The distribution of electron donor and acceptor in the active layer is known to strongly influence the electrical performance of polymer solar cells for most of the high performance polymer:fullerene systems. The formulation of the solution from which the active layer is spincoated plays an important role in the quest for morphology control. We have studied how the choice of solvent and the use of small amounts of a low vapour pressure additive in the coating solution influence the film morphology and the solar cell performance for blends of poly[2,3-bis-(3-octyloxyphenyl)quinoxaline-5,8-diyl-alt-thiophene-2,5-diyl] (TQ1) and [6,6]-phenyl C₇₁-butyric acid methyl ester (PC₇₀BM). We have investigated the lateral morphology using atomic force microscopy (AFM) and scanning transmission X-ray microscopy (STXM), the vertical morphology using dynamic secondary ion mass spectrometry (d-SIMS) and variable-angle spectroscopic ellipsometry (VASE), and the surface composition using near-edge X-ray absorption fine structure (NEXAFS).
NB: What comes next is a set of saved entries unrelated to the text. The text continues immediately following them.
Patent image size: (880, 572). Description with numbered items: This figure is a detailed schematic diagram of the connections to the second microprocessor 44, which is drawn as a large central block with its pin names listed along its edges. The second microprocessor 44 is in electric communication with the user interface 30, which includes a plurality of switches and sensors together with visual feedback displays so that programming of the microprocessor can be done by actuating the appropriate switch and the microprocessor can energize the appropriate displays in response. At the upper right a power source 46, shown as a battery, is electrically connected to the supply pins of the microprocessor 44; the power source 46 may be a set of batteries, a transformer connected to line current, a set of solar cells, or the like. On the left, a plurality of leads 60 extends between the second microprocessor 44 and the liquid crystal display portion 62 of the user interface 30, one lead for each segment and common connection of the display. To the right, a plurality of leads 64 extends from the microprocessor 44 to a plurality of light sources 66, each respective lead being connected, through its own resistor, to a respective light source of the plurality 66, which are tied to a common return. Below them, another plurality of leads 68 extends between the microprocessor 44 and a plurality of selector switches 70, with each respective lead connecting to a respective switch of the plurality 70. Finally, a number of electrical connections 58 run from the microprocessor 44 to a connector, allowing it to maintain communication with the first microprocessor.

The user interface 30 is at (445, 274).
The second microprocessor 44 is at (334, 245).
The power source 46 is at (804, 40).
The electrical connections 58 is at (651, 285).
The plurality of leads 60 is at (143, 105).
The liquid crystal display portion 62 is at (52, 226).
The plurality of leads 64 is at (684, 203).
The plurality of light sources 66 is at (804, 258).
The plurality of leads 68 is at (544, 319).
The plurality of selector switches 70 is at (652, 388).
The lateral phase-separated domains observed in films spincoated from single solvents, increase in size with increasing solvent vapour pressure and decreasing PC₇₀BM solubility, but are not observed when 1-chloronaphthalene (CN) is added. A strongly TQ1-enriched surface layer is formed in all TQ1:PC₇₀BM blend films and rationalized by surface energy differences. The photocurrent and power conversion efficiency strongly increased upon the addition of CN, while the leakage current decreased by one to two orders of magnitude. The higher photocurrent correlates with the finer lateral structure and stronger TQ1-enrichment at the interface with the electron-collecting electrode. This indicates that the charge transport and collection are not hindered by this polymer-enriched surface layer. Neither the open-circuit voltage nor the series resistance of the devices are sensitive to the differences in morphology.